По семейной легенде, его отец был незаконным сыном орловского помещика и предводителя дворянства Карпова. Этот Карпов, как утверждает Андреев в дневнике, “погиб от своей излишней склонности к женщинам, одной из которых, Барышниковой, своей брошенной любовницей, он был отравлен”.

История его связи с моей бабушкой проста: он был помещик, она крепостная девушка-красавица, она ему понравилась, и через девять месяцев на свет явился мой отец. Впрочем, как говорят, он очень любил бабушку, и даже собирался жениться, да судьба, как водится, помешала: ради поправления своих расстроенных финансов и поддержания дворянской чести ему пришлось жениться на каком-то уроде, всё достоинство которого состояло в ста тысячах приданого. Бабушку для очистки совести выдал за какого-то сапожника и, давши отцу кое-какое образование, умер.

В этой дневниковой записи смущают две вещи. Первое: этот дневник писался, когда молодой Андреев, красавец, но едва ли не нищий, сам имел “излишнюю склонность к женщинам” и пускался во все тяжкие. Получив отказ от Надежды Антоновой, он находился в активном поиске другой невесты. Среди множества девушек и женщин, которых он упоминает в своем дневнике, называются такие, что обладали приличным состоянием. “…Меня любит другая, очень достойная девица, предлагающая вместе с своей рукой 1 000 000 рублей денег”, – не без хвастовства пишет он. В другой записи фигурирует некая М.Шершакова: “возьми меня и 70 000 моего приданого”. “На кой черт мне она и ее 70 000?” – пишет он. Интересно: почему о браке по расчету своего “биологического” деда он вспоминает именно в это время?

Второе. Откуда он знал столько подробностей из жизни этого Карпова? Он не был с ним знаком, никогда не был в его доме. При этом о семье его официального деда, “какого-то сапожника”, в которой не только был воспитан, но родился его отец, мы не знаем почти ничего. И так же мы почти ничего не знаем о его жене – родной бабушке писателя. Мы знаем только, что она была крепостной и любовницей Карпова. Видимо, этими фактами и исчерпывались семейные предания. Некий Карпов и какой-то сапожник.

Скупо пишет об этой туманной истории Наталья Скороход: “Мать Николая – крепостную девку Глашу – якобы взял к себе в палаты богатый орловский помещик Карпов и, обрюхатив, выдал замуж за своего дворового Ивана Андреева, а после, как водится, отослал семью подальше от греха в город”.

Геркулес Пушкарской слободы

Зато об отце писателя мы знаем много интересного.

Это был очень живописный, истинно орловский характер.
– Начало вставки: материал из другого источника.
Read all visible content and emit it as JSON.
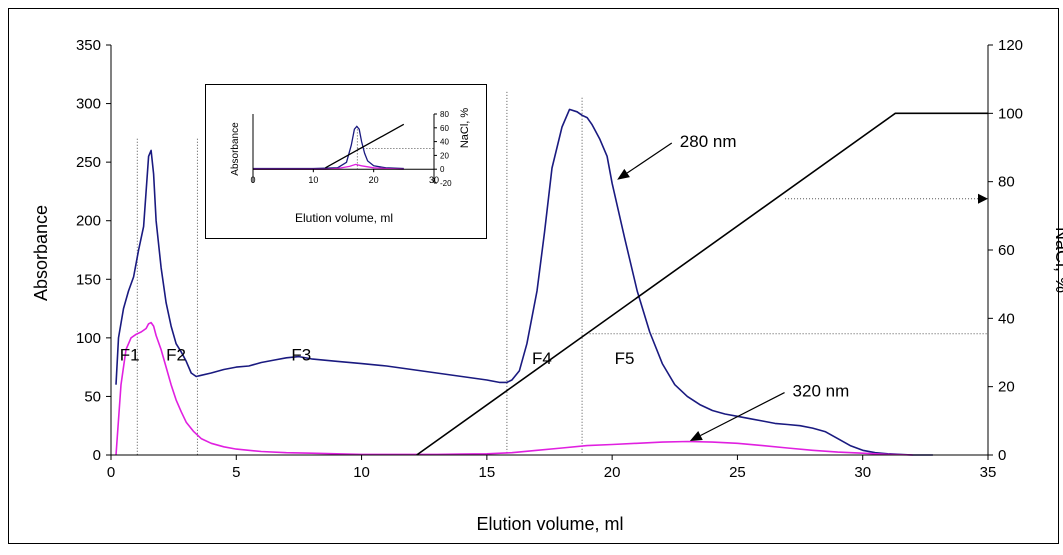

Покойный отец мой был человеком ясного ума, сильной воли и огромного бесстрашия, но к художественному творчеству в какой бы то ни было форме склонности не имел. Книги, однако, любил и читал много, к природе же относился с глубочайшим вниманием и той проникновенной любовью, источник которой находился в его мужицко-помещичьей крови. Был хорошим садоводом, всю жизнь мечтал о деревне, но умер в городе.

Эти строки из “Автобиографии” Леонида Андреева подтверждаются воспоминаниями его брата Павла Николаевича, но с существенными дополнениями:

Это был человек ясного и трезвого ума, сильной воли, большой честности и прямоты; был смел и обладал большой физической силой. Был чужд каких-либо мистических или религиозных настроений, – одним словом, это был человек жизни, той реальной жизни, которая требует ясного ума, сильной воли, а когда надо, то и физической силы. В жизни увлекался строительством. Он всю жизнь строил, перестраивал, пристраивал. В начале своей самостоятельной жизни был беден, к концу жизни если и не богат, то обладал во всяком случае большим достатком.

В Орле имел большой дом с массой разного рода пристроек, как то: конюшен, амбаров, погребов для вин, птичников и пр. Жил он самой широкой и свободной жизнью, совершенно не считался с мнением общества. На своей Пушкарской улице был “царьком”. Его уважали за честный и прямой характер, в то же время сильно побаивались его физической силы, которую не один пушкарь испытал на себе. К тридцати годам он стал пить, пить запоем…

Строитель, любитель природы, страстный садовод, кулачный боец и запойный пьяница. Если к этому добавить, что по профессии Николай Иванович был скромным служащим орловского банка, то его личность представляется какой-то фантастической и скорее из мира литературы, а не реальной жизни. Между тем он вполне органично вписывался в нравы бывшей Пушкарской слободы, где со времен Иван Грозного селились “пушкари” – артиллеристы, защищавшие крепость в случае набега. От этой слободы, в какое-то время утратившей свое значение, пошли и названия двух Пушкарных улиц – 1-й и 2-й.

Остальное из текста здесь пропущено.